The first day of school was interesting also. Until now, I’ve always seen D be very social and at a minimum smile at all of the teachers and therapists at school. This year he hid behind me bashfully, peaking at them from the back of my shirt. I feel like this is typical behavior? That’s what I’m telling myself anyway.
It’s been an interesting summer for A also. She’s maturing at an exponential rate. It’s amazing how much she picks up from me, particularly my vernacular. Again, I feel like this is typical behavior, and I’m really hoping she grows out of it.
I look forward to catching up on the summer posts I missed. I hope everyone had a great one!
It’s not a secret that my parents are divorcing and the chain of events following the announcement are starting to snowball. Last Friday, my dad came to live with us and to be completely honest: I feel like I won the lottery. As happy as I am that my dad is here, I still worry about the loose ends.
My parents’ divorce won’t be finalized until next week and I have a feeling my mom will fight to make it as difficult as possible.
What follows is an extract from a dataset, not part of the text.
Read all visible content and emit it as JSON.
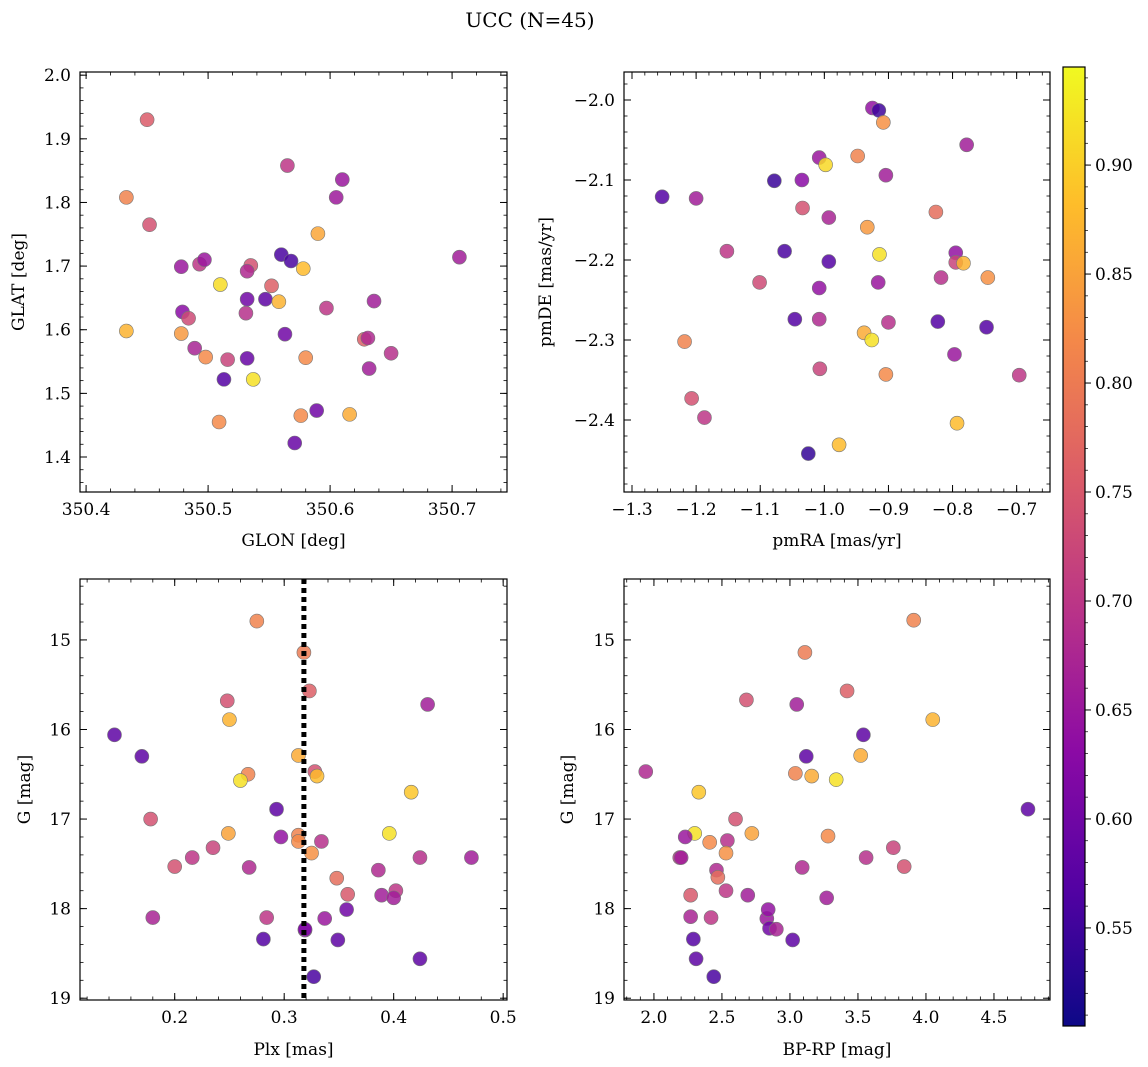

My dad just wants to sell the house and everything in it; start all over. I can sense defeat in his walk, he’s tired of the drama. However, he has managed to find joy through the underlying sadness in the kids.
He’s only been here a couple of days but D and Baby A act as if he’s been in their lives since they were born. They gravitate to him: pulling him to play, asking for him when he’s not within their immediate view and they listen to him. Y’all – I cannot express how amazing that is.
In preparation for his arrival we’ve been house-hunting for the last several weeks. He needs his own space and we’ll be moving in the middle of next month. This should be an exciting time but I’m overcome with dread occasionally. I know he’s burning through his 401k – my mom wants half.
Half. He has worked 43 years of his life, paid her bills when she was unemployed, paid for vacations, paid for her plastic surgery and she wants half. Yes – I’m pissed. It’s not even about the 401k, it’s because my mom is trying to “outwit” me but really all she’s doing is insulting my intelligence and making a fool of herself.
“How much is an apartment down there? How about a townhouse? Are those expensive?” Mind you, my mom doesn’t even like coming to visit. Am I really supposed to believe she’s asking out of mere curiosity? Who knows at this point.
I’m going to try and focus my energy on our home and making the best of the time I have left with my dad.